Substitute $\frac{1}{14.0\text{cm}}-\frac{1}{q}$ for $p$ and $10.0\text{cm}$ for $h$ in equation (6),

$\begin{array}{l}-\frac{h^{\prime }}{h}=\frac{q}{p}\\ -\frac{h^{\prime }}{h}=q\left(\frac{1}{p}\right)\\ h^{\prime }=-10\left(\frac{1}{14.0\text{cm}}-\frac{1}{q}\right)q\\ \left|h^{\prime }\right|=10q\left(\frac{1}{14.0\text{cm}}-\frac{1}{q}\right)\end{array}$ (9)

Conclusion:

Therefore the relation between height of the image and the image distance is $\left|h^{\prime }\right|=10q\left(\frac{1}{14.0\text{cm}}-\frac{1}{q}\right)$.

To determine

To write: The explanation that the geometric area of image is ${\displaystyle {\int }_{q_a}^{q_d}\left|h^{\prime }\right|dq}$

Answer to Problem 36.50P

The geometric area of a image is explained by the integral ${\displaystyle {\int }_{q_a}^{q_d}\left|h^{\prime }\right|dq}$.

Explanation of Solution

Given info: The geometric area of a image is,

$\text{Area}={\displaystyle {\int }_{q_a}^{q_d}\left|h^{\prime }\right|dq}$. (10)

Here,

$h^{\prime }$ is the height of the image.

$dq$ is the smaller region of image distance.

From equation (10) the integral sums up the small areas of region covered by the image itself. The height of the small regions is $h^{\prime }$ and the small portion of image distance is $dq$.

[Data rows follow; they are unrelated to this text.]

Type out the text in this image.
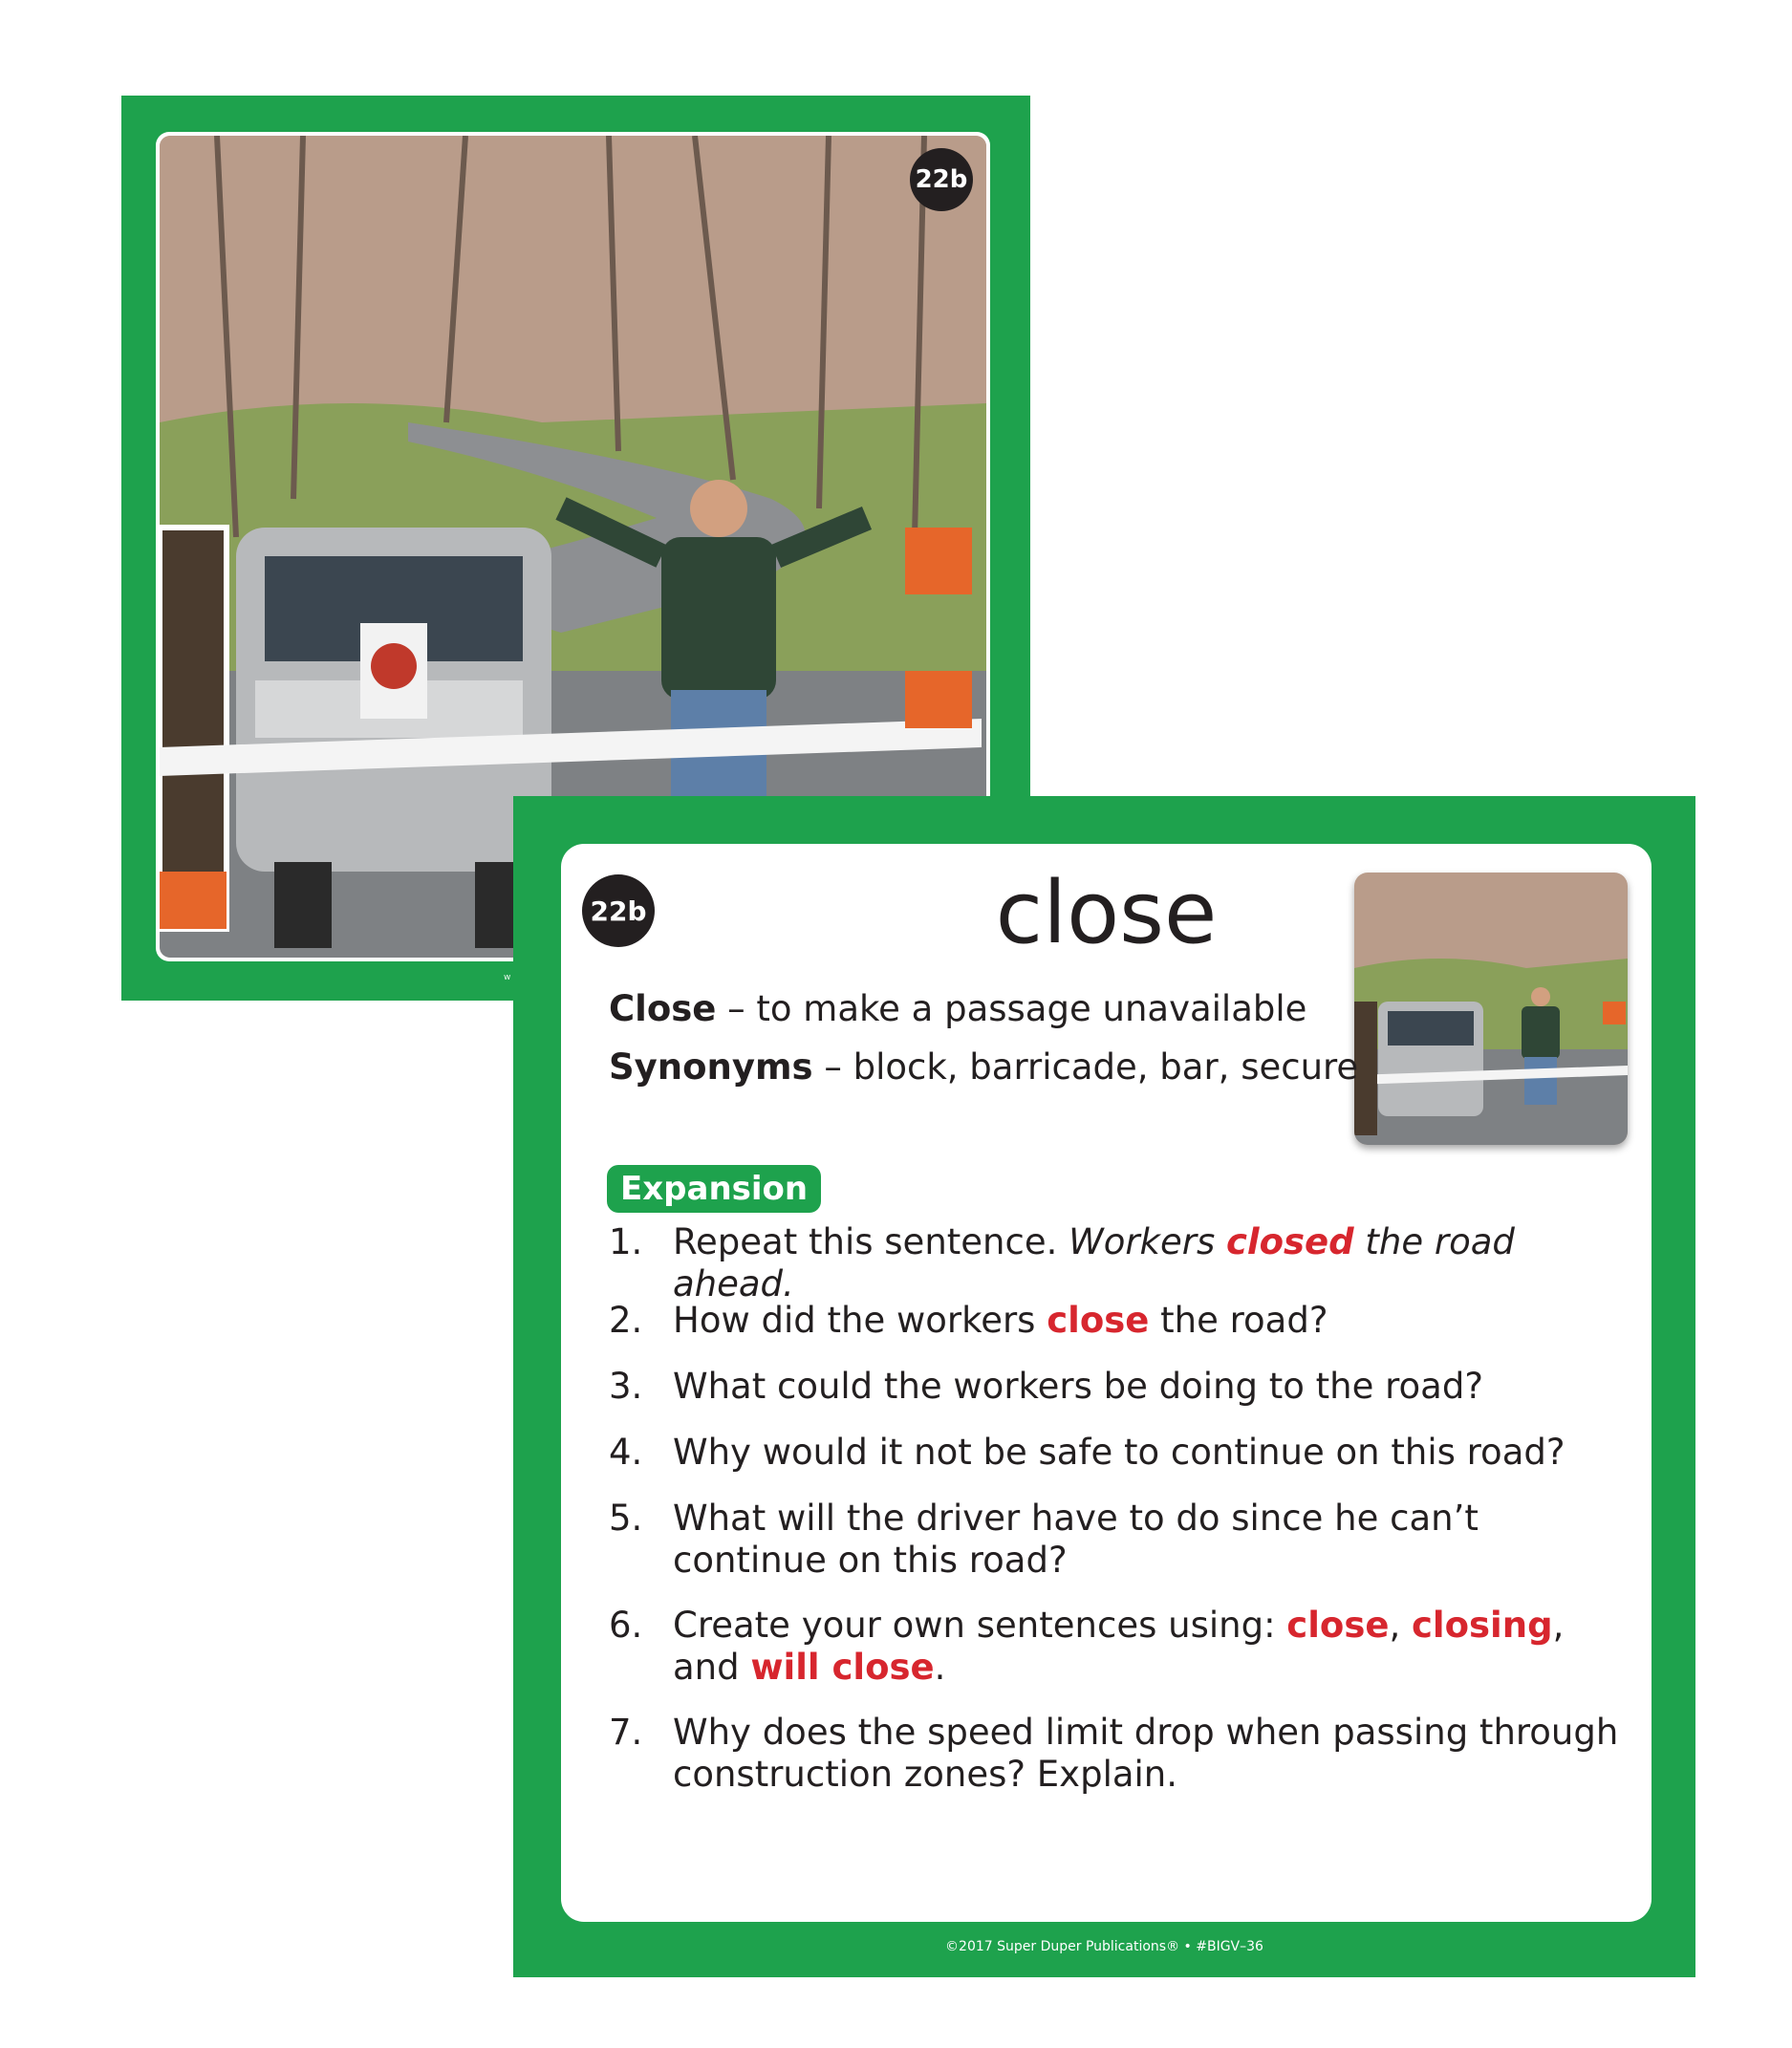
22b
w
22b	close
Close – to make a passage unavailable
Synonyms – block, barricade, bar, secure
Expansion
1. Repeat this sentence. Workers closed the road ahead.
2. How did the workers close the road?
3. What could the workers be doing to the road?
4. Why would it not be safe to continue on this road?
5. What will the driver have to do since he can’t continue on this road?
6. Create your own sentences using: close, closing, and will close.
7. Why does the speed limit drop when passing through construction zones? Explain.
©2017 Super Duper Publications® • #BIGV–36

Therefore area of that small region is

$dA=h^{\prime }dq$

Therefore the integration from $q_a$  to $q_d$ of $dA$ will give the geometric area of the image.

Conclusion:

Therefore, the geometric area of the image is given by integral ${\displaystyle {\int }_{q_a}^{q_d}\left|h^{\prime }\right|dq}$.

To determine

The geometric area of the image.

Answer to Problem 36.50P

The geometric area is $328{\text{cm}}^2$.

Explanation of Solution

Given info: The geometric area of the image is given by the integral,

${\displaystyle {\int }_{q_a}^{q_d}\left|h^{\prime }\right|dq}$ . (11)

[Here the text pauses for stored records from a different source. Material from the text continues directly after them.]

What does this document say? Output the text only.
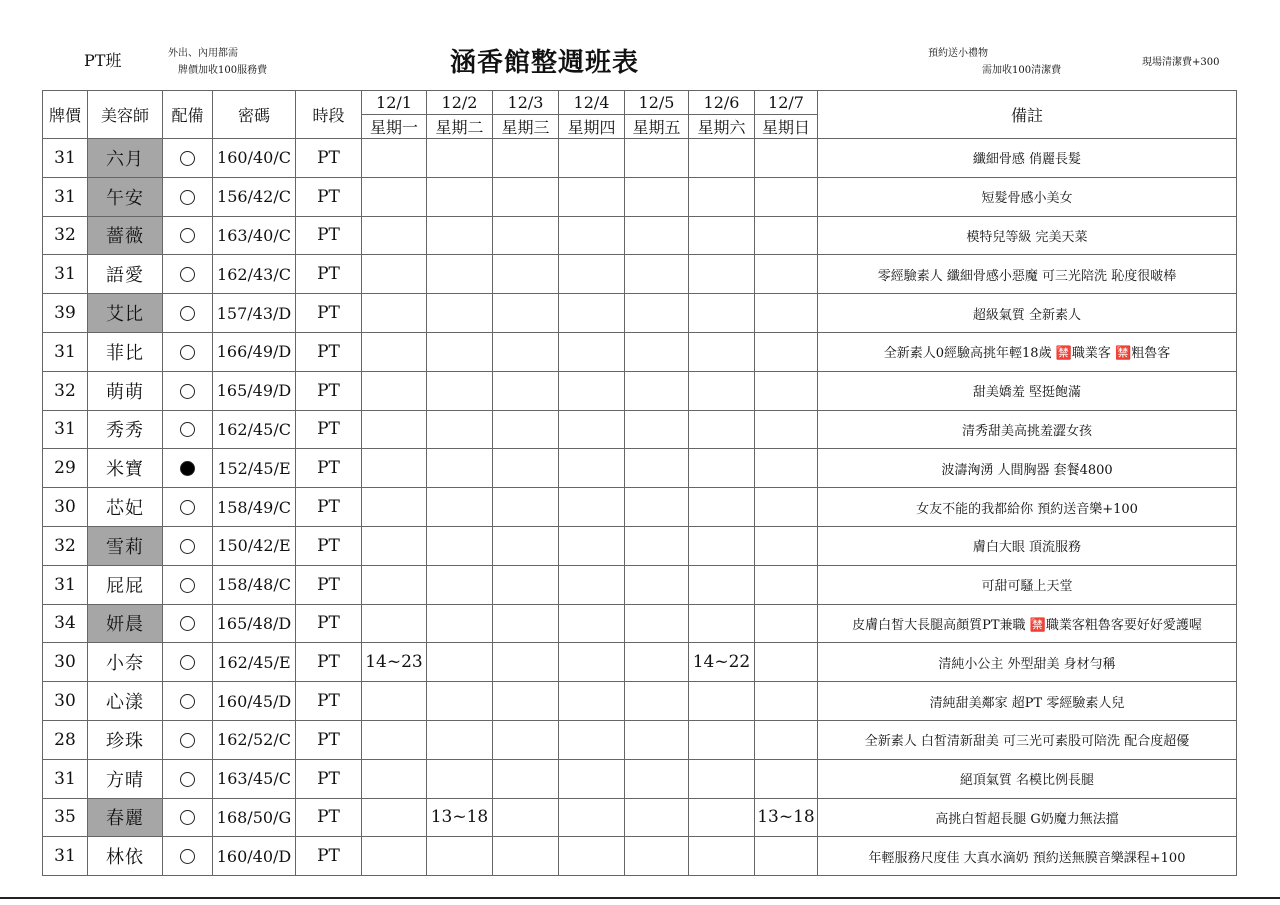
PT班	外出、內用都需
牌價加收100服務費	涵香館整週班表	預約送小禮物
需加收100清潔費
現場清潔費+300
牌價	美容師	配備	密碼	時段	12/1	12/2	12/3	12/4	12/5	12/6	12/7	備註
					星期一	星期二	星期三	星期四	星期五	星期六	星期日	
31	六月		160/40/C	PT								纖細骨感 俏麗長髮
31	午安		156/42/C	PT								短髮骨感小美女
32	薔薇		163/40/C	PT								模特兒等級 完美天菜
31	語愛		162/43/C	PT								零經驗素人 纖細骨感小惡魔 可三光陪洗 恥度很啵棒
39	艾比		157/43/D	PT								超級氣質 全新素人
31	菲比		166/49/D	PT								全新素人0經驗高挑年輕18歲 🈲職業客 🈲粗魯客
32	萌萌		165/49/D	PT								甜美嬌羞 堅挺飽滿
31	秀秀		162/45/C	PT								清秀甜美高挑羞澀女孩
29	米寶		152/45/E	PT								波濤洶湧 人間胸器 套餐4800
30	芯妃		158/49/C	PT								女友不能的我都給你 預約送音樂+100
32	雪莉		150/42/E	PT								膚白大眼 頂流服務
31	屁屁		158/48/C	PT								可甜可騷上天堂
34	妍晨		165/48/D	PT								皮膚白皙大長腿高顏質PT兼職 🈲職業客粗魯客要好好愛護喔
30	小奈		162/45/E	PT	14~23					14~22		清純小公主 外型甜美 身材勻稱
30	心漾		160/45/D	PT								清純甜美鄰家 超PT 零經驗素人兒
28	珍珠		162/52/C	PT								全新素人 白皙清新甜美 可三光可素股可陪洗 配合度超優
31	方晴		163/45/C	PT								絕頂氣質 名模比例長腿
35	春麗		168/50/G	PT		13~18					13~18	高挑白皙超長腿 G奶魔力無法擋
31	林依		160/40/D	PT								年輕服務尺度佳 大真水滴奶 預約送無膜音樂課程+100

From equation (9) substitute $10q\left(\frac{1}{14.0\text{cm}}-\frac{1}{q}\right)$ for $h^{\prime }$ and $26.3\text{cm}$ for $q_a$, $46.7\text{cm}$ for $q_d$ in equation (11)

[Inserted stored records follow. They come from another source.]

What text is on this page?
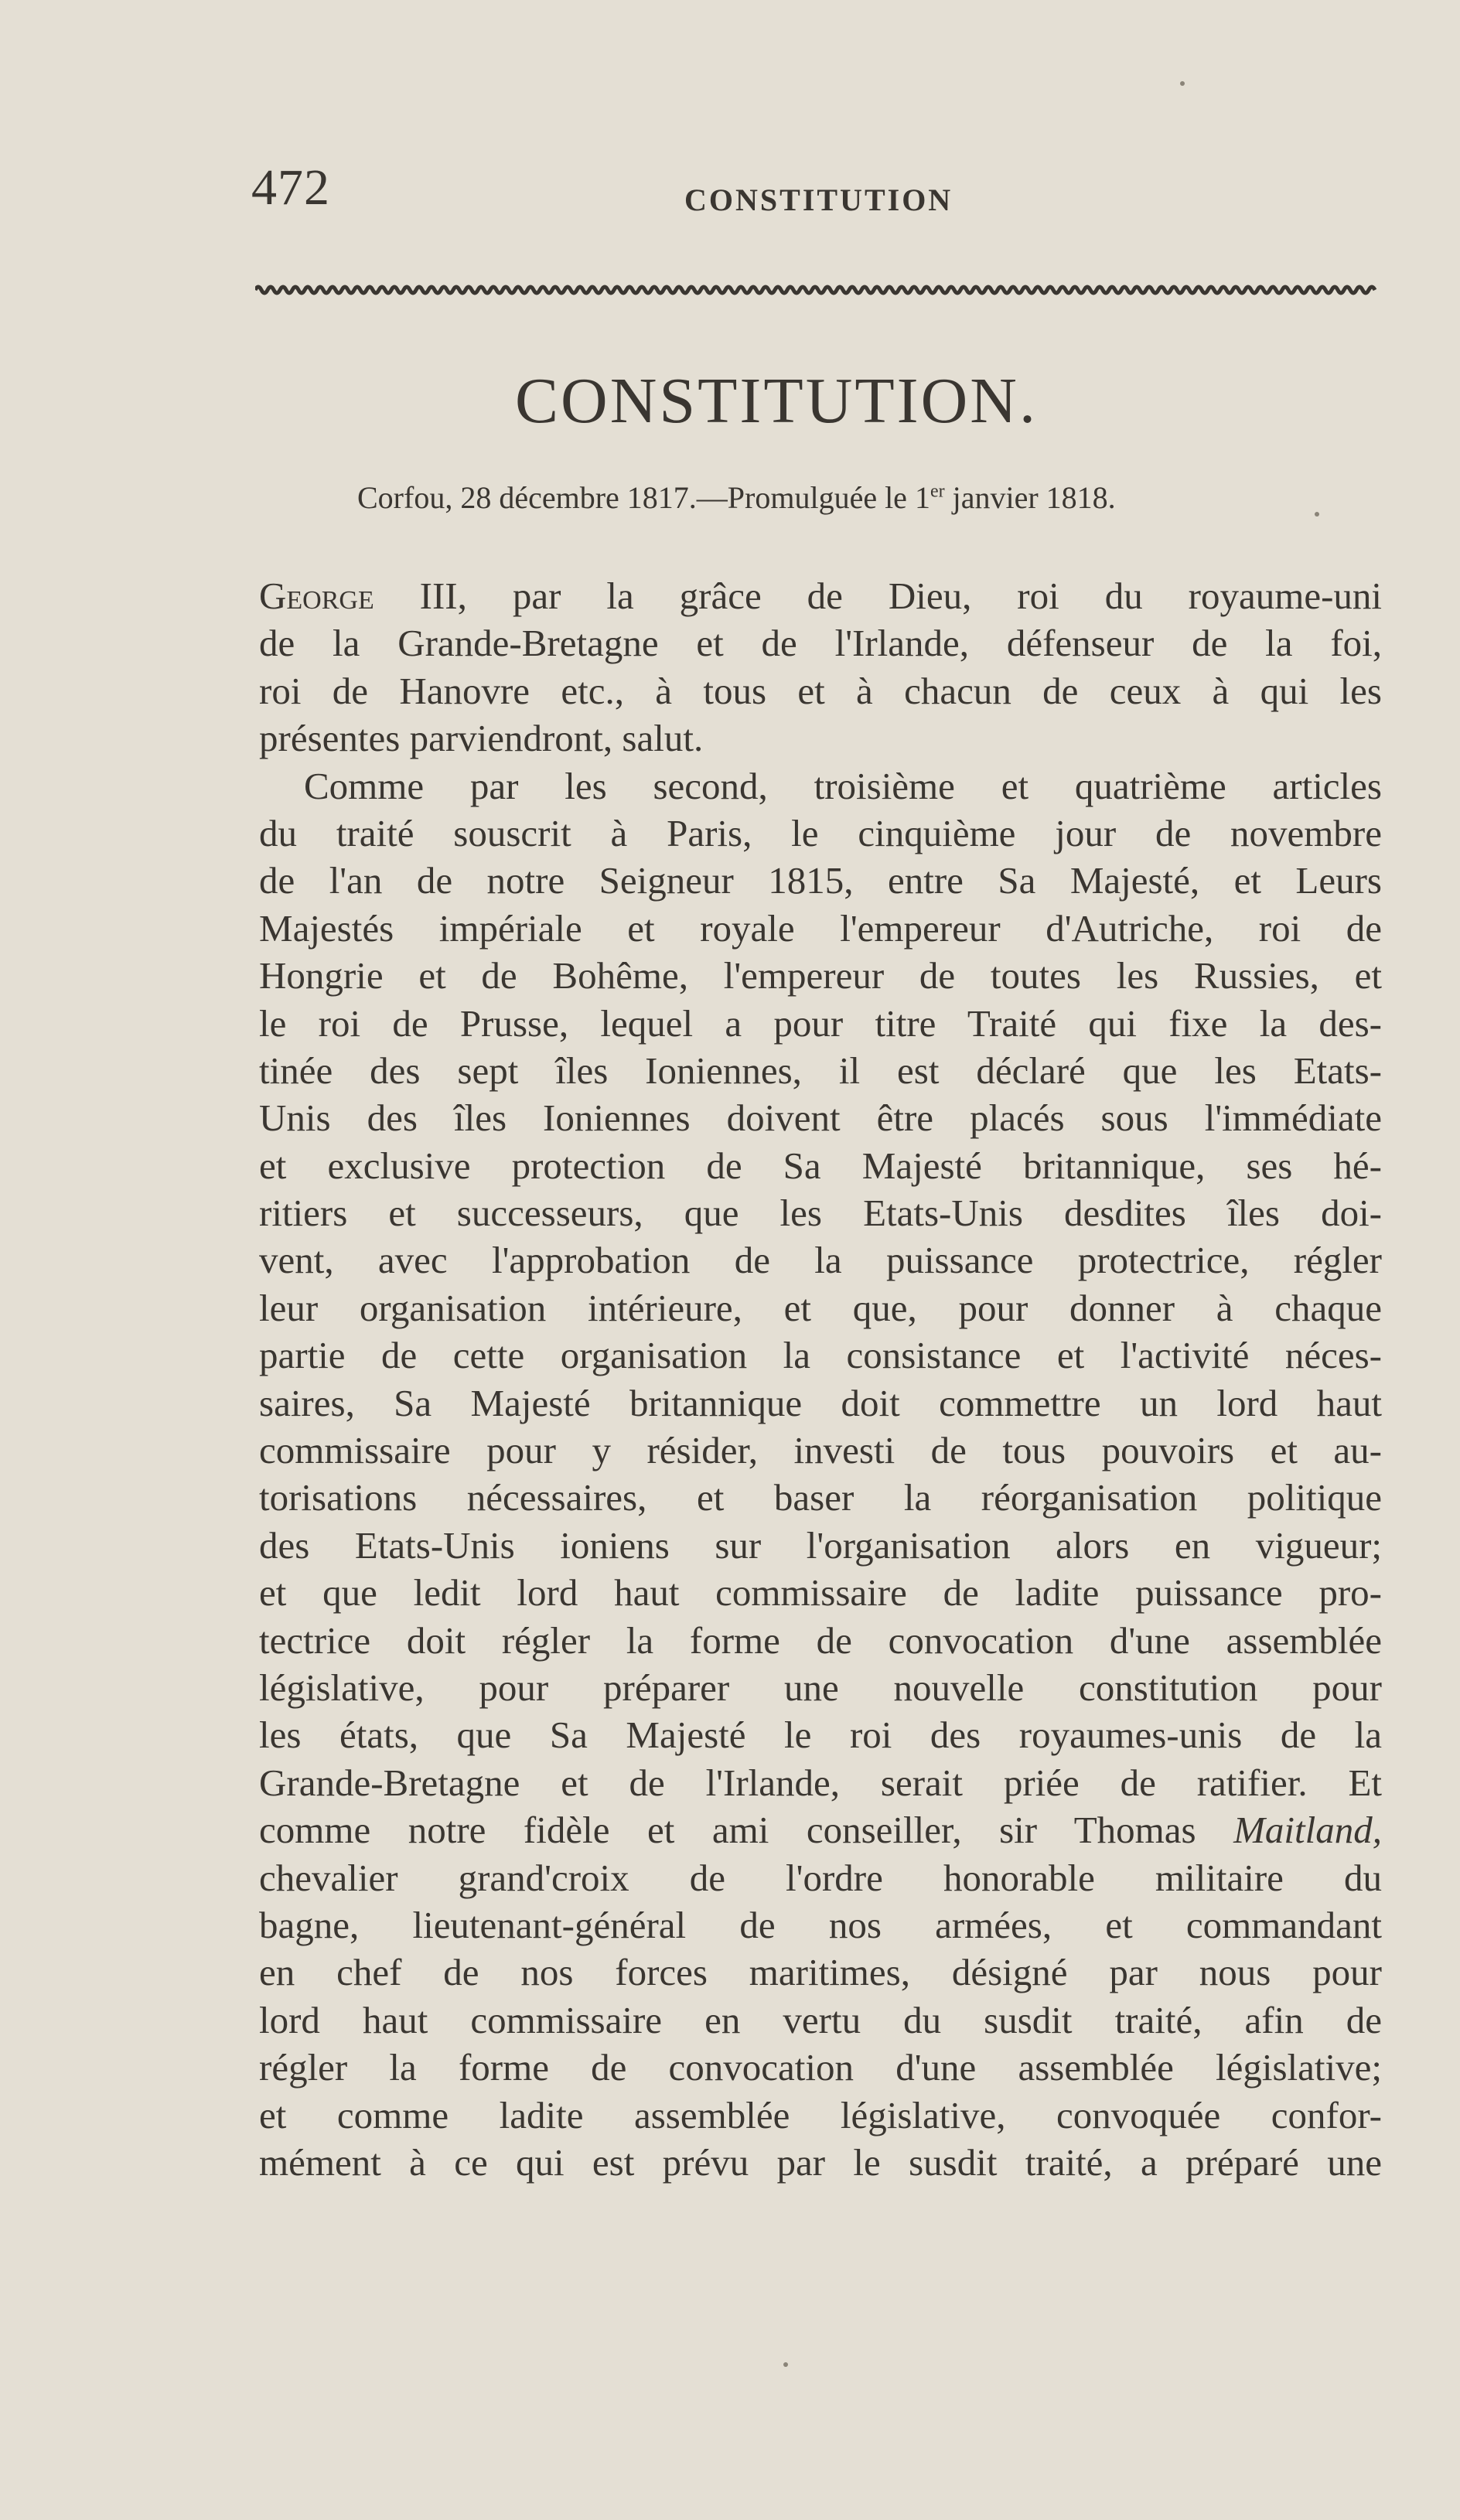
472	CONSTITUTION
CONSTITUTION.
Corfou, 28 décembre 1817.—Promulguée le 1er janvier 1818.
George III, par la grâce de Dieu, roi du royaume-uni
de la Grande-Bretagne et de l'Irlande, défenseur de la foi,
roi de Hanovre etc., à tous et à chacun de ceux à qui les
présentes parviendront, salut.
Comme par les second, troisième et quatrième articles
du traité souscrit à Paris, le cinquième jour de novembre
de l'an de notre Seigneur 1815, entre Sa Majesté, et Leurs
Majestés impériale et royale l'empereur d'Autriche, roi de
Hongrie et de Bohême, l'empereur de toutes les Russies, et
le roi de Prusse, lequel a pour titre Traité qui fixe la des-
tinée des sept îles Ioniennes, il est déclaré que les Etats-
Unis des îles Ioniennes doivent être placés sous l'immédiate
et exclusive protection de Sa Majesté britannique, ses hé-
ritiers et successeurs, que les Etats-Unis desdites îles doi-
vent, avec l'approbation de la puissance protectrice, régler
leur organisation intérieure, et que, pour donner à chaque
partie de cette organisation la consistance et l'activité néces-
saires, Sa Majesté britannique doit commettre un lord haut
commissaire pour y résider, investi de tous pouvoirs et au-
torisations nécessaires, et baser la réorganisation politique
des Etats-Unis ioniens sur l'organisation alors en vigueur;
et que ledit lord haut commissaire de ladite puissance pro-
tectrice doit régler la forme de convocation d'une assemblée
législative, pour préparer une nouvelle constitution pour
les états, que Sa Majesté le roi des royaumes-unis de la
Grande-Bretagne et de l'Irlande, serait priée de ratifier. Et
comme notre fidèle et ami conseiller, sir Thomas Maitland,
chevalier grand'croix de l'ordre honorable militaire du
bagne, lieutenant-général de nos armées, et commandant
en chef de nos forces maritimes, désigné par nous pour
lord haut commissaire en vertu du susdit traité, afin de
régler la forme de convocation d'une assemblée législative;
et comme ladite assemblée législative, convoquée confor-
mément à ce qui est prévu par le susdit traité, a préparé une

$\begin{array}{l}{\displaystyle {\int }_{q_a}^{q_d}\left|h^{\prime }\right|dq}\\ {\displaystyle \underset{26.3cm}{\overset{46.7\text{cm}}{\int }}10q\left(\frac{1}{14.0\text{cm}}-\frac{1}{q}\right)}dq\end{array}$

Integrate the above equation with respect to $dq$ to get the area ,

$\begin{array}{c}Area={\displaystyle \underset{26.3cm}{\overset{46.7\text{cm}}{\int }}10q\left(\frac{1}{14.0\text{cm}}-\frac{1}{q}\right)}dq\\ =10.0\text{cm}{\left[\frac{q^2}{28.0\text{cm}}-q\right]}_{26.3\text{cm}}^{46.7\text{cm}}\\ =10.0\text{cm}\left[\frac{\left[{\left(46.7\text{cm}\right)}^2-26.3{\text{cm}}^2\right]}{28.0\text{cm}}-46.7\text{cm+26}\text{.3}\text{cm}\right]\\ =328{\text{cm}}^2\end{array}$

Conclusion:

Therefore, the geometric area of the image is $328{\text{cm}}^2$ .